Every emergency physician can readily bring to mind several examples of colossal waste every week. The usual scenario is that the patient arrives needing their INR checked, G-tube repositioned, or Foley catheter replaced. We quickly take care of the issue (sometimes while the patient is still on the ambulance stretcher), pat the patient on the head, and send them back. The government ends up spending $1,500 on a $100 problem.
Why is it that they will freely pay all this money (half of it for a fancy cab ride), but not pay a reasonable amount of money for a doctor—or, better yet, a physician’s assistant or nurse practitioner—to just do it right at the nursing home?
The reasons are threefold. First, government never has been, nor do I expect it ever to be, a good steward of our money. There is little incentive for the paper pushers involved to go the extra mile to ensure that dollars are spent judiciously.
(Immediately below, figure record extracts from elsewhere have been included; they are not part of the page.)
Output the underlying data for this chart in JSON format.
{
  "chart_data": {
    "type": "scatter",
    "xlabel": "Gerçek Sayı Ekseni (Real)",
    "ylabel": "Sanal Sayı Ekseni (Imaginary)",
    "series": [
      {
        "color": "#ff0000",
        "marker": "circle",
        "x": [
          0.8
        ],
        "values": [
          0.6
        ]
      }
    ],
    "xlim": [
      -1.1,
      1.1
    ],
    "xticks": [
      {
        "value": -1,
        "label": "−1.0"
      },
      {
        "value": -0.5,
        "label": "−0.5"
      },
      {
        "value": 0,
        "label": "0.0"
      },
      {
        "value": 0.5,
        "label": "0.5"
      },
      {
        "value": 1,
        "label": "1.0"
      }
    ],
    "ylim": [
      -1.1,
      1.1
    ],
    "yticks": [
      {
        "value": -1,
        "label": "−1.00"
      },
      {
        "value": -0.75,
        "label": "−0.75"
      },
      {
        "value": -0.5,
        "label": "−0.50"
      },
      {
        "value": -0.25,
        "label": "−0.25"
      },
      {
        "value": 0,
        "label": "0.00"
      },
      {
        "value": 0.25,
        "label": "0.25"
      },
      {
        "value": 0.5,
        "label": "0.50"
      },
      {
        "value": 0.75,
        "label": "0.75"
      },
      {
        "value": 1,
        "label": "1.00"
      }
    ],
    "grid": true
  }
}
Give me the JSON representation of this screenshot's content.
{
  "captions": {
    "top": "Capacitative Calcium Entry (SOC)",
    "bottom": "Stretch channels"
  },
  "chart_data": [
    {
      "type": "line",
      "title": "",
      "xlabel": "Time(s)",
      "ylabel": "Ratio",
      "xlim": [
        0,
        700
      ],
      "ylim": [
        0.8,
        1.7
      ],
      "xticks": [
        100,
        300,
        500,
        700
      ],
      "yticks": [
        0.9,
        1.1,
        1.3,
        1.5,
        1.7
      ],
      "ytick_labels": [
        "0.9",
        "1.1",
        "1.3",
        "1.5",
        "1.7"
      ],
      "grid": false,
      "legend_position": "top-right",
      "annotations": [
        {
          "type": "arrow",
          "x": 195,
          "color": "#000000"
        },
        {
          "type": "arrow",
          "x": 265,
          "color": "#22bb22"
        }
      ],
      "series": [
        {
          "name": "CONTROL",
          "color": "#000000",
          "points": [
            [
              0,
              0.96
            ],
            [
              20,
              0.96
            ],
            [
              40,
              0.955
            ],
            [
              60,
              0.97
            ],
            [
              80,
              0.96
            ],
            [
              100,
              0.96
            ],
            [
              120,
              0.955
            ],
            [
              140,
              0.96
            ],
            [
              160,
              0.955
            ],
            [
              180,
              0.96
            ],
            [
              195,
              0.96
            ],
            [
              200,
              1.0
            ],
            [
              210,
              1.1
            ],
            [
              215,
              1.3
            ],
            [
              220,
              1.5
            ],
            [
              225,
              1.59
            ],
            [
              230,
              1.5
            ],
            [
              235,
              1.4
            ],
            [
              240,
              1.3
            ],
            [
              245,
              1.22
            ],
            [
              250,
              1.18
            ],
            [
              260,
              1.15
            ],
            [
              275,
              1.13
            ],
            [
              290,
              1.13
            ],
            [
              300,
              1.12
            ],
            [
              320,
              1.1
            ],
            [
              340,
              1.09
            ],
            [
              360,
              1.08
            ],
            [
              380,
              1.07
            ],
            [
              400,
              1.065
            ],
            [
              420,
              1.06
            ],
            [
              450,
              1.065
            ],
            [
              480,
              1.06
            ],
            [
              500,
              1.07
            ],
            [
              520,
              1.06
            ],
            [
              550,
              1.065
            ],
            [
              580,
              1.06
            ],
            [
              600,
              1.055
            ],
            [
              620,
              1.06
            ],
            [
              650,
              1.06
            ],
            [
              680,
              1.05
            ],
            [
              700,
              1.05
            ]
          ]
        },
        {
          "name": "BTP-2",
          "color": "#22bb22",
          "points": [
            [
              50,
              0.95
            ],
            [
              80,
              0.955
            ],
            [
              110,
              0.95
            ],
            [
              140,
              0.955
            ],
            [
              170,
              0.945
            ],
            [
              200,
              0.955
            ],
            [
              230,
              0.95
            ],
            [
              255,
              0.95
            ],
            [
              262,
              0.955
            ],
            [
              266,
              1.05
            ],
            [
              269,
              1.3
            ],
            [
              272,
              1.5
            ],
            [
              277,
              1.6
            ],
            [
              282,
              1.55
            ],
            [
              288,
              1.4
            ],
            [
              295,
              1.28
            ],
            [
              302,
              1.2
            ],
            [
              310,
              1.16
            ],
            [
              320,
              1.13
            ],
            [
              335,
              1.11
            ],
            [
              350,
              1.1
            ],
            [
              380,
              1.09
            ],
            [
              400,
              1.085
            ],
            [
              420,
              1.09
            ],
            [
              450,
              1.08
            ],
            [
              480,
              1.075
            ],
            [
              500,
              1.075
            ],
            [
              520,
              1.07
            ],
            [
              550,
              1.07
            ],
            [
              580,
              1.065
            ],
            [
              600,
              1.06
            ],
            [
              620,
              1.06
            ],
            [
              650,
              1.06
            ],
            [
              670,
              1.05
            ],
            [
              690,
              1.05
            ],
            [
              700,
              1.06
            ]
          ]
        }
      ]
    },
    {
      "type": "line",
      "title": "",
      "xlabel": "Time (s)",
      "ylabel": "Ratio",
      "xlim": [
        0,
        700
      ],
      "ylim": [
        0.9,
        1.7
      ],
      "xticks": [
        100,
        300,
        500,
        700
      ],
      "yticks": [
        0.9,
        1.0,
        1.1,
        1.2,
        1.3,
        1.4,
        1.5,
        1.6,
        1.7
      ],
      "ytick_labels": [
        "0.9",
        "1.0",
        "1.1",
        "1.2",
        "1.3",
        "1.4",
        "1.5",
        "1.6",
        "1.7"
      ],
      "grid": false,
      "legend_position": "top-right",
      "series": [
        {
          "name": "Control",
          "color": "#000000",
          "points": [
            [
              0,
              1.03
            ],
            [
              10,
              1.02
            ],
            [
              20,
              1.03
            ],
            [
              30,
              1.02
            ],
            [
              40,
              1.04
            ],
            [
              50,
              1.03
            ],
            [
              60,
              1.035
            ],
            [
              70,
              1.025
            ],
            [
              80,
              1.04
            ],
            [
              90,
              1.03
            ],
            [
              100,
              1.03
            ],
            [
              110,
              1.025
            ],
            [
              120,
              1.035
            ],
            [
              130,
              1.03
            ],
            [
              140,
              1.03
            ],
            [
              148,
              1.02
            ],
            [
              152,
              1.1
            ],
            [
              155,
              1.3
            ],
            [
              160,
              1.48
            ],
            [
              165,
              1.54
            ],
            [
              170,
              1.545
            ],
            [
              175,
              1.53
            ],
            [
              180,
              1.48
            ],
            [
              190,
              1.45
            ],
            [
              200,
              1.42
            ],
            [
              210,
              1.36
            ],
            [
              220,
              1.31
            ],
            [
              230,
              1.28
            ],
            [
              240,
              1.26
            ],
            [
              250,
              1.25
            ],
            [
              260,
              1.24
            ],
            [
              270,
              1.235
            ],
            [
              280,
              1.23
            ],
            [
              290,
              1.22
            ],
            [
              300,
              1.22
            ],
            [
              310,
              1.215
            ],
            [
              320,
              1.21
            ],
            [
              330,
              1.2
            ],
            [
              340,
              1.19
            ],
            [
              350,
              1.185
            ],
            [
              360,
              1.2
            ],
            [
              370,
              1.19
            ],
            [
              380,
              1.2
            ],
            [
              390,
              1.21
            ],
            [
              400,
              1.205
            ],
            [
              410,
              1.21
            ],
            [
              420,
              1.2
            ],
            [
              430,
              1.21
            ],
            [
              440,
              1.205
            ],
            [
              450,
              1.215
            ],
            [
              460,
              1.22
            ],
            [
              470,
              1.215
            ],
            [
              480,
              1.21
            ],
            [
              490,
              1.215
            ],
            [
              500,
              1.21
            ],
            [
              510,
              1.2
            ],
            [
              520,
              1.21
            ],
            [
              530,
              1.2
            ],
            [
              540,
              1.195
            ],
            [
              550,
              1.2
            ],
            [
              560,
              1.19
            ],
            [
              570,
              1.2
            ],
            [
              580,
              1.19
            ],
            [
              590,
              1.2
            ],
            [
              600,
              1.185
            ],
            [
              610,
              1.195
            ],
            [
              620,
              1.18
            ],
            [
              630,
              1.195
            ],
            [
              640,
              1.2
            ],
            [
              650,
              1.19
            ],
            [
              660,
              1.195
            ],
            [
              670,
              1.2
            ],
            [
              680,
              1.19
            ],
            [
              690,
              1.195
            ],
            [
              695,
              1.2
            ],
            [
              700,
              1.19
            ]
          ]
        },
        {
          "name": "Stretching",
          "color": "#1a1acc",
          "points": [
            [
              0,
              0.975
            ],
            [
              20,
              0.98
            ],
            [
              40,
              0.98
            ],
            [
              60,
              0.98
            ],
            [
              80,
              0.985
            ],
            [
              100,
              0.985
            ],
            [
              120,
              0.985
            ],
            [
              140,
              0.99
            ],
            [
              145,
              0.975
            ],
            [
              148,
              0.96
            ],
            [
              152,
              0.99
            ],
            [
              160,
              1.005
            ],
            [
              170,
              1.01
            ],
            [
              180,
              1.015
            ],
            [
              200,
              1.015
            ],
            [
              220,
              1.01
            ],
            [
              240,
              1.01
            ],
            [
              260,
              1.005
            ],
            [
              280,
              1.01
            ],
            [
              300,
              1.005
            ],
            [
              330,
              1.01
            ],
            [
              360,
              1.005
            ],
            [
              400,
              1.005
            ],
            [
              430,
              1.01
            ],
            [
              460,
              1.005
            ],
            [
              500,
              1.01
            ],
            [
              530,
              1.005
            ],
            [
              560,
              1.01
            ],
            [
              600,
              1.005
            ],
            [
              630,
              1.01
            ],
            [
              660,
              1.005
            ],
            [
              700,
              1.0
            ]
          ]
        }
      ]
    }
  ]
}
Second, there is no disincentive for ECFs to stop being wasteful. Right now, it is easy for them to just call the ambulance and ship the patient off so the problem will belong to someone else. If the ECF must devote staff time to something the hospital could do for them, their bottom line is better if they ship the patient to the ED. Third, there is no incentive for the patient’s physician to come to the ECF to take care of the problem, because the reimbursement is poor or nonexistent.